10 Feb 2020 / regulation Print

Regaining public trust in bankers is 'difficult'

The challenge to improving banking culture is that each institution sets its own parameters, aUCD conference has heard.

The 6 February gathering at UCD Sutherland School of Law heard from regulators from the Federal Reserve Bank of New York and the Federal Reserve Bank of Minneapolis as well as chair of the Irish Banking Culture Board Mr Justice John Hedigan.

Regardless of geography, regulators want institutions to speak up, attendees heard.

Roundtable

The half-day event included a roundtable with retail banking leaders from KBC and Permanent TSB.

The evolving nature of bank culture was highlighted but the key challenge is to balance the legitimate interests of all stakeholders. 

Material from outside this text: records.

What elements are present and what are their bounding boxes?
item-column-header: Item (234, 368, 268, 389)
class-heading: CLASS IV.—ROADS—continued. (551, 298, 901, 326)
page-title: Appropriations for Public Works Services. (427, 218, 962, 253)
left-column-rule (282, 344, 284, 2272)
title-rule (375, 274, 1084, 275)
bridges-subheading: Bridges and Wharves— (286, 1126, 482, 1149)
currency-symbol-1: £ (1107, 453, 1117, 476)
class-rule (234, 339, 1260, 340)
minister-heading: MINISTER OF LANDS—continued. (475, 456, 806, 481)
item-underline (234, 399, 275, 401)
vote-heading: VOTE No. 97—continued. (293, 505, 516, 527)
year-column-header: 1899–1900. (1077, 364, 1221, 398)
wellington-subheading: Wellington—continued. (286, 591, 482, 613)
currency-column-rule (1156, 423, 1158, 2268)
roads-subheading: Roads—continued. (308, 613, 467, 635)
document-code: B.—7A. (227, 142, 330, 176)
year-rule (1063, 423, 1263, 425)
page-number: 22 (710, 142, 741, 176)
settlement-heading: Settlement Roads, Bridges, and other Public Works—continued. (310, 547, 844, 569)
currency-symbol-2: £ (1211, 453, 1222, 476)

The conference heard that banking culture can be improved with:

  • clear communication methods using simple and understandable language,
  • better listening skills,
  • improving complaints management,
  • allowing employees to learn by doing,
  • closing any gap between business strategy and customer needs,
  • establishing an environment where people can speak up in safety.

Global phenomenon

IBCB chair Mr Justice John Hedigan told the conference “This is a global phenomenon.

“Regulating banking culture is the cutting edge of modern society, and Ireland is at the cutting edge in this regard,” he said.

He said that the IBCB’s aim is to rebuild trust in banking, but it can only do this by promoting the highest standards of behaviour and professionalism.

This will take time, Mr Justice Hedigan said but the IBCB’s focus is to change culture in the banks. 

'On a path'

“We are on a path to something a lot better than where we have been. We can all do better and we can dare to believe that we can make a difference and a significant one.

“Regaining the public’s trust is difficult and a long-term project. Now is the time. There has never been a more significant time to address the issues in the banking sector,” he said.

Ciaran Walker of Eversheds Sutherland said “As the retail banks know to their cost, getting culture wrong is increasingly damaging to their bottom line and reputations.